Several evidence-based guidelines for the management of children with febrile neutropenia (FN) have been published, with special focus in bacterial and fungal infections. However, the role of acute respiratory infections caused by respiratory viruses (RV) has not been clearly established. The aim of this study was to evaluate the epidemiology, clinical presentation and outcome of acute respiratory infections in children with FN.
Patients, <18 years of age admitted to the Pediatric Oncology-Hematology Unit after developing FN between November 2010 and December 2013, were prospectively included in the study. Children were evaluated by clinical examination and laboratory tests. Nasopharyngeal sample was obtained for detection of RV.
There was a total of 112 episodes of FN in 73 children admitted to the hospital during a 32-month period. According to disease severity, 33% of the episodes were considered moderate or severe. Rhinovirus was the most frequently detected RV (66.6%; 24/36), followed by parainfluenza. On regard to clinical outcome, RV-infected children developed fewer episodes of moderate or severe FN compared with non-RV infected children (16.7% vs. 33.3%; P = 0.08).

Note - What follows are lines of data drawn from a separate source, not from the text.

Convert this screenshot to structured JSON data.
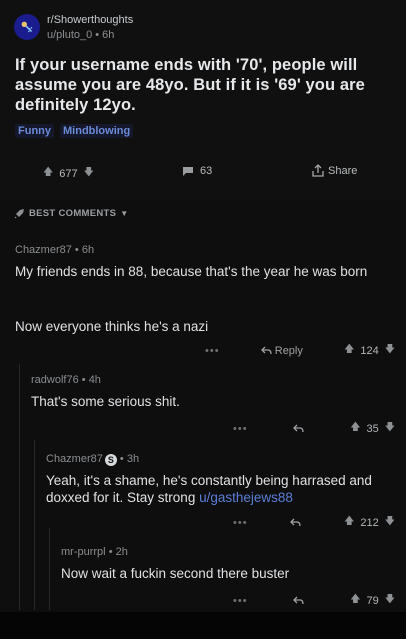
{
  "post": {
    "subreddit": "r/Showerthoughts",
    "author": "u/pluto_0",
    "age": "6h",
    "title": "If your username ends with '70', people will assume you are 48yo. But if it is '69' you are definitely 12yo.",
    "flairs": [
      "Funny",
      "Mindblowing"
    ],
    "score": "677",
    "comments": "63",
    "share_label": "Share"
  },
  "sort": {
    "label": "BEST COMMENTS"
  },
  "comments": [
    {
      "author": "Chazmer87",
      "age": "6h",
      "body1": "My friends ends in 88, because that's the year he was born",
      "body2": "Now everyone thinks he's a nazi",
      "reply_label": "Reply",
      "score": "124"
    },
    {
      "author": "radwolf76",
      "age": "4h",
      "body": "That's some serious shit.",
      "score": "35"
    },
    {
      "author": "Chazmer87",
      "op_badge": "S",
      "age": "3h",
      "body_text": "Yeah, it's a shame, he's constantly being harrased and doxxed for it. Stay strong ",
      "body_link": "u/gasthejews88",
      "score": "212"
    },
    {
      "author": "mr-purrpl",
      "age": "2h",
      "body": "Now wait a fuckin second there buster",
      "score": "79"
    }
  ],
  "ui": {
    "more": "•••",
    "dot": "•"
  },
  "colors": {
    "background": "#000000",
    "link": "#5b7ed6",
    "flair": "#6b8ad8"
  },
  "icons": [
    "subreddit-icon",
    "upvote-icon",
    "downvote-icon",
    "comment-icon",
    "share-icon",
    "rocket-icon",
    "chevron-down-icon",
    "reply-icon"
  ]
}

A great proportion of children with FN admitted to a tertiary hospital had a RV isolation. The rate of this RV isolation was significantly higher when a rapid molecular test was used compared with conventional microbiologic methods. Rhinovirus was the most frequently isolated, although its role as an active agent of acute infection was not clear. Children with FN and a RV isolate had a lower rate of severe disease.